Death of a Salesman

March 26, 2012

I blog quite a bit about Arthur Miller’s play “Death of a Salesman.” In fact, I offer a testimonial to the play at the front of my novel THE PROVIDER. “So attention must be paid. . . .  Attention, attention must be finally paid to such a person.”

I just learned that the play is now the rage of Broadway, with scalpers reaping $750 a ticket. Mike Nichols is directing it and Philip Seymour Hoffman is Willy Loman. Worth the scalpers’ price!

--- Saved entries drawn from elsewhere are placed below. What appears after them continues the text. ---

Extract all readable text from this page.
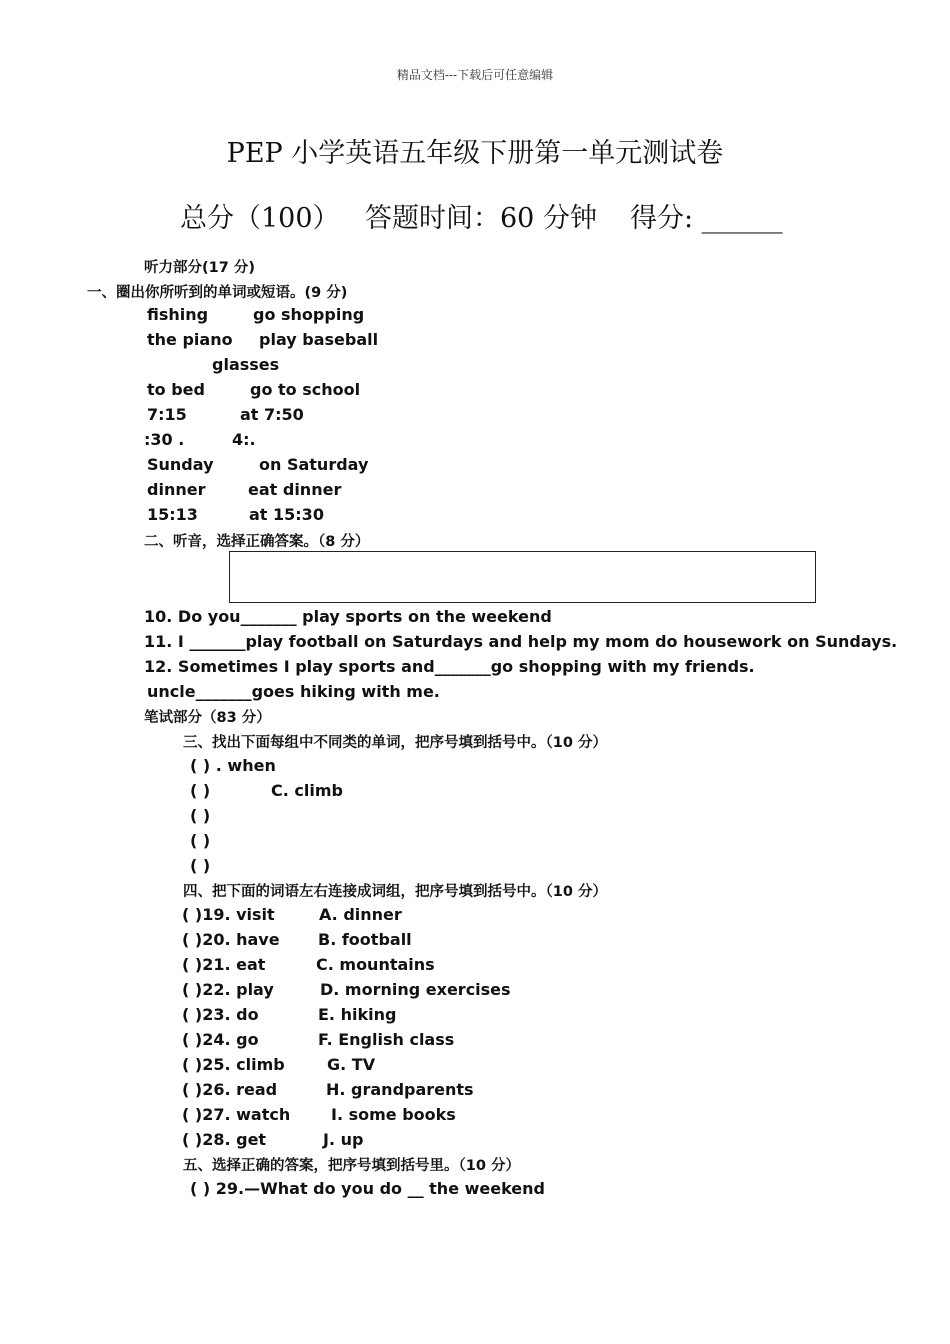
精品文档---下载后可任意编辑
PEP 小学英语五年级下册第一单元测试卷
总分（100） 答题时间：60 分钟 得分: ______
听力部分(17 分)
一、圈出你所听到的单词或短语。(9 分)
fishing	go shopping
the piano play baseball
glasses
to bed	go to school
7:15	at 7:50
:30 .	4:.
Sunday	on Saturday
dinner	eat dinner
15:13	at 15:30
二、听音，选择正确答案。（8 分）
10. Do you_______ play sports on the weekend
11. I _______play football on Saturdays and help my mom do housework on Sundays.
12. Sometimes I play sports and_______go shopping with my friends.
uncle_______goes hiking with me.
笔试部分（83 分）
三、找出下面每组中不同类的单词，把序号填到括号中。（10 分）
( ) . when
( )	C. climb
( )
( )
( )
四、把下面的词语左右连接成词组，把序号填到括号中。（10 分）
( )19. visit	A. dinner
( )20. have B. football
( )21. eat	C. mountains
( )22. play	D. morning exercises
( )23. do	E. hiking
( )24. go	F. English class
( )25. climb	G. TV
( )26. read	H. grandparents
( )27. watch	I. some books
( )28. get	J. up
五、选择正确的答案，把序号填到括号里。（10 分）
( ) 29.—What do you do __ the weekend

I remember the news that Brian Donnelly was starring in the role of Willy Loman and he received the Tony Award for it. I told my husband, “If our schedule were free, I would buy a airplane ticket to New York just to see his performance, and then come home. (I did not know about scalpers.)  Brian Donnelly has that hulking weight to add to the forlorn Willy’s problems.  I knew he would win the Tony. (Yes, Arthur Miller said that Dustin Hoffman’s small size in the TV performance was closer to his vision of Willy.) Nevertheless, I like the physicality of Brian Donnelly.

I first saw Philip Seymour Hoffman in “Scent of a Woman.” He stood out as a remarkable talent, unique, extremely creative. I thought I alone, in this entire world, saw his talent. And then he shows up as “Capote” and wins the Academy Award. Well!

So here he is, in the greatest of all our American plays. Only “Long Days Journey into Night” by Eugene ONeill qualifies, according to some officionados). Mike Nichols gives the play unqualified supremacy.

So now Philip Seymour Hoffman is being honored with the role. Congratulations, Mr. Hoffman.

Ironically, I have been reading the play and discussing it so often because of THE PROVIDER that I have battered my desire to buy an airplane ticket as well as a theatre ticket from a scalper. But I am always ready to indulge in a heavenly conversation with Mr. Miller.